Quand ceux du Franc[1] entendirent que le comte de Flandre étoit paisiblement à Bruges, si se doutèrent et se mirent tantôt en la mercy du comte, lequel les prit et en eut grand’joie, car son pouvoir en croissoit tous les jours. Et aussi ceux du Franc ont toujours été de la partie du comte plus que tout le demeurant de Flandre. Quand le comte se vit au-dessus de ceux de Bruges et du Franc, et que il avoit de-lez lui chevaliers et écuyers du pays de Hainaut et d’Artois, si se avisa que petit à petit il reconquerroit son pays et puniroit les rebelles. Et premièrement il ordonna et dit que il vouloit aller voir ceux de Yppre ; car il les haioit trop grandement de ce que ils ouvrirent leurs portes si légèrement devant ceux de Gand ; et dit bien que ceux qui ce traité avoient fait, que de mettre dedans ses ennemis et de occire ses chevaliers, le comparroient cruellement, mais que il en pût être au-dessus. Adonc fit-il son mandement parmi le Franc de Bruges, que tous fussent appareillés, car il vouloit aller devant Yppre. Ces nouvelles vinrent à Yppre que le comte leur sire s’ordonnoit pour eux venir voir et assaillir : si orent conseil de signifier à ceux de Gand ces nouvelles, afin que ils leur envoyassent gens et conforts ; car ils n’étoient mie forts assez de eux tenir sans l’aide des Gantois, qui leur avoient promis et juré faire secours toutes fois que il leur besoigneroit. Si envoyèrent couvertement lettres et messages à Gand aux capitaines, et leur signifièrent l’état du comte, comment il les menaçoit de venir assiéger et assaillir. Ceux de Gand regardèrent que ils étoient tenus par foi et par serment à eux conforter.

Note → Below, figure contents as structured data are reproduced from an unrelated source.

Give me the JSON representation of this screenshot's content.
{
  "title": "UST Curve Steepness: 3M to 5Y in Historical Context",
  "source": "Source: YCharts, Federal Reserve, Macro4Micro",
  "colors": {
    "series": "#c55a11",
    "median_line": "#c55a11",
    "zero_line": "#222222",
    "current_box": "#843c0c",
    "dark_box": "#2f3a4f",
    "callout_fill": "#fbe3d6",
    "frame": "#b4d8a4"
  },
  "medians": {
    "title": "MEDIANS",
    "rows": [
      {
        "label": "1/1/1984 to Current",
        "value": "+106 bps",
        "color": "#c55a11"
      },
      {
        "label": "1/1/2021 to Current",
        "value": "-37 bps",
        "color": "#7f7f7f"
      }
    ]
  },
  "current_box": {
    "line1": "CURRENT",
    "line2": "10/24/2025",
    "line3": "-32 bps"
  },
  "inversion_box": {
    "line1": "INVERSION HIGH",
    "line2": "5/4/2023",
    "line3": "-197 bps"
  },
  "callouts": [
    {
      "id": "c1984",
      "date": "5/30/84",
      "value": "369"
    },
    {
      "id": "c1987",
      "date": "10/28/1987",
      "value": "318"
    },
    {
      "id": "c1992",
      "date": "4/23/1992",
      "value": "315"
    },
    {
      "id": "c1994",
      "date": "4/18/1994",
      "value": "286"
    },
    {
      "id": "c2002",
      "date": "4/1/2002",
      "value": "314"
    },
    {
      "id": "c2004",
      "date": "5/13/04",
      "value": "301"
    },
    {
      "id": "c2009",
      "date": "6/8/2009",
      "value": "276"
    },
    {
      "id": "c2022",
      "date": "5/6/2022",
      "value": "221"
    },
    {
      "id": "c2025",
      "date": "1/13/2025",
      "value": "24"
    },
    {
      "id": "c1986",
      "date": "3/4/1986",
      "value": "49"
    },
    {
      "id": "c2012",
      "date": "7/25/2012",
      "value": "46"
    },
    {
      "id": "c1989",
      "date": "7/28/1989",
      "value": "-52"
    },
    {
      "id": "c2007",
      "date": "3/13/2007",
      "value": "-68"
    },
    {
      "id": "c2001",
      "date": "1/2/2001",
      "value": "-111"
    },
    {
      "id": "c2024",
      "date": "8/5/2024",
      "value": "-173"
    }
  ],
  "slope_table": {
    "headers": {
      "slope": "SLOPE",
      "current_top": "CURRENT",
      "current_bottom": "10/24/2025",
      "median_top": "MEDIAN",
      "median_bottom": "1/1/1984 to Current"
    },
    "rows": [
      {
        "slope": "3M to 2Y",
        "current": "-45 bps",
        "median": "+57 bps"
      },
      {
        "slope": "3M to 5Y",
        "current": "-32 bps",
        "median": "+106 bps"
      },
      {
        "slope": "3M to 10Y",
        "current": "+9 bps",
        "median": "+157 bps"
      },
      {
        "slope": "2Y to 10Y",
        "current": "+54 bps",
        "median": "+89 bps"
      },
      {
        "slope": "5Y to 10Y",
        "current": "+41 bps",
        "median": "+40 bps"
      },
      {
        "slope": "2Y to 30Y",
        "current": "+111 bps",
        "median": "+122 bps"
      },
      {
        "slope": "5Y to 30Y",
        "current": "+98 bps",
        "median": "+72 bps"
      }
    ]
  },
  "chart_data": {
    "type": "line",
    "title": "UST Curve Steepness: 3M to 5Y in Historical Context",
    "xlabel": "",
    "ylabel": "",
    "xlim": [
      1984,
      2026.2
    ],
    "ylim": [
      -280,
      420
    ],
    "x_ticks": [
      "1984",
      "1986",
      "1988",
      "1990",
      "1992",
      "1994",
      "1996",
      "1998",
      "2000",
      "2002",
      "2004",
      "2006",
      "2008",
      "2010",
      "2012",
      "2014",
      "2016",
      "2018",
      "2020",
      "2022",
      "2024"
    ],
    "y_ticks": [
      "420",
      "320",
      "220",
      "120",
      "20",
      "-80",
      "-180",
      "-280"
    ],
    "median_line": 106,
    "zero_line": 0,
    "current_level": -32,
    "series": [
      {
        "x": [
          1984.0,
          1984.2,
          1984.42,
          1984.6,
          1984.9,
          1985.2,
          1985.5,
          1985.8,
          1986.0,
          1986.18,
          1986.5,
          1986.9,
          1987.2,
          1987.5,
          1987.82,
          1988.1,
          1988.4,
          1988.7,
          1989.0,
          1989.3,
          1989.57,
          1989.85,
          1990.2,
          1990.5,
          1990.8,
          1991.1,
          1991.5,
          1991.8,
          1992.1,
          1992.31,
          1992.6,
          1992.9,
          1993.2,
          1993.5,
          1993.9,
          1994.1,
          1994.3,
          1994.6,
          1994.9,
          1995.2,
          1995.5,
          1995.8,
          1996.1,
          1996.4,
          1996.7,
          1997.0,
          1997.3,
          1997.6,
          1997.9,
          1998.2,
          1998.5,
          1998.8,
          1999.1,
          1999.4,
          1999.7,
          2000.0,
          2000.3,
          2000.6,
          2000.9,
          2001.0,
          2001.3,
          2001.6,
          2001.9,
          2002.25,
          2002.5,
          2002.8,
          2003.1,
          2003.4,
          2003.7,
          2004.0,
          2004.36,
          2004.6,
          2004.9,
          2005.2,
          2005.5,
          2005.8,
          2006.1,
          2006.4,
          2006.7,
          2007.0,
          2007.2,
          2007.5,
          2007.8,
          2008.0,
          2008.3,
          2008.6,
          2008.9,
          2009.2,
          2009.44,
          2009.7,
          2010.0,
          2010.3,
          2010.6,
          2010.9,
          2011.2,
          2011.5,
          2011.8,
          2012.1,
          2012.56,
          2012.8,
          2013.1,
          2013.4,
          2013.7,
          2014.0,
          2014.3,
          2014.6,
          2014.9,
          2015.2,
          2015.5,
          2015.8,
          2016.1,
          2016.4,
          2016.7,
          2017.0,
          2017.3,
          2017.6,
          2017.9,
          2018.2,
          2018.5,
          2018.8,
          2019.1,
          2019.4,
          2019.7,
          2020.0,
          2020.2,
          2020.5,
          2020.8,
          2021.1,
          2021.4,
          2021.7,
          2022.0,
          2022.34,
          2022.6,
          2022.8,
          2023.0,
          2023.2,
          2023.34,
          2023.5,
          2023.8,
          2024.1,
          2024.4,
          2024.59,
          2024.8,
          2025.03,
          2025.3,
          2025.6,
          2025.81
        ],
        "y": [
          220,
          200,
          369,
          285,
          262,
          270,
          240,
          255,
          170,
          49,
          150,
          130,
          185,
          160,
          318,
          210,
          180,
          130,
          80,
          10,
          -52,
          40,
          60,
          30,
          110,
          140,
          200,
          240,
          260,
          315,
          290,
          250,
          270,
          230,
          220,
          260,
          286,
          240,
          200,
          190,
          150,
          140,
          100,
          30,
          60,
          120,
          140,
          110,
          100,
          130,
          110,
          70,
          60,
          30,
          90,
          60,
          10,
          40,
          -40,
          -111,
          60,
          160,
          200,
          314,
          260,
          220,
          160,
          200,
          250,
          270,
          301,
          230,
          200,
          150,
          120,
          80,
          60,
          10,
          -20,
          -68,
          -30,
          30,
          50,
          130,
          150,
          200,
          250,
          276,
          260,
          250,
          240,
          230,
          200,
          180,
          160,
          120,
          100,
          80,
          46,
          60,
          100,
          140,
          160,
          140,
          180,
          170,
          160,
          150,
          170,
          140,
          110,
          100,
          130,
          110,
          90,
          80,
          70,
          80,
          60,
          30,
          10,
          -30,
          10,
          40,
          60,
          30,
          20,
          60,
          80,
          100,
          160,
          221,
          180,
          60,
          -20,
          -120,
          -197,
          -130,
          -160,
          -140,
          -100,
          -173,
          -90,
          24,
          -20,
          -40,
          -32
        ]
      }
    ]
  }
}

Si avisèrent premièrement deux capitaines Jean Boulle et Arnoux Clerc et leur dirent : « Vous prendrez quatre mille hommes des nôtres et irez hâtivement à Yppre, et conforterez ceux de Yppre, ainsi que nos bons amis. » Tantôt à celle ordonnance se départirent tous ceux qui ordonnés y furent, les quatre mille, et s’en vinrent à Yppre ; dont ceux de la ville eurent grand’joie. Le comte de Flandre issit de Bruges atout grands gens et s’en vint à Tourout, et le lendemain à Pourpringhe, et là séjourna trois jours, tant que toutes ses gens furent venus ; et étoient bien environ vingt mille hommes.


CHAPITRE LXXXVII.


Comment ceux d’Yppre se mirent sur les champs en armes pour aller avec les Gantois combattre le comte Louis leur seigneur, et comment ils furent rués jus par le bâtard de Flandre, par le seigneur d’Enghien et autres.


Ceux de Gand qui savoient bien ces convenances et comment le comte vouloit puissamment aller devant la ville de Yppre, regardèrent que ils assembleroient leur puissance et s’en iroient par Courtray vers Yppre, et feroient vuider ceux de Yppre, et combattroient le comte et ses gens ; et si ils les pouvoient une bonne fois ruer jus, jamais ils ne se relèveroient. Adonc se départirent de Gand tous les capitaines, Rasse de Harselles, Piètre du Bois, Piètre de Wintre, Jean de Lannoy et plusieurs autres qui étoient centeniers et cinquanteniers, par paroisses ; et se trouvèrent aux champs plus de neuf mille ; et cheminèrent tant que ils vinrent à Courtray où ils furent reçus à grand’joie, car Jean de Lannoy en étoit capitaine. Le comte de Flandre, qui se tenoit à Pourpringhe et là environ, entendit que ceux de Gand venoient vers Yppre et que jà ils étoient à Courtray ; si eut sur ce avis, et tint tous ses gens ensemble. Ceux de Gand qui étoit venus à Courtray s’en partirent et s’en vinrent à Routiers ; et là s’arrêtèrent et envoyèrent dire à ceux de Yppre que ils étoient là venus, et que si ils vouloient issir hors atout ceux que ils leur avoient envoyés, ils se trouveroient gens assez pour aller combattre le comte.

De ces nouvelles furent ceux de Yppre moult réjouis et en grand’volonté de ce faire, ainsi que ils le montrèrent ; et se départirent tantôt au matin

  1. On appelait ainsi la banlieue de Bruges qui formait une commune à part.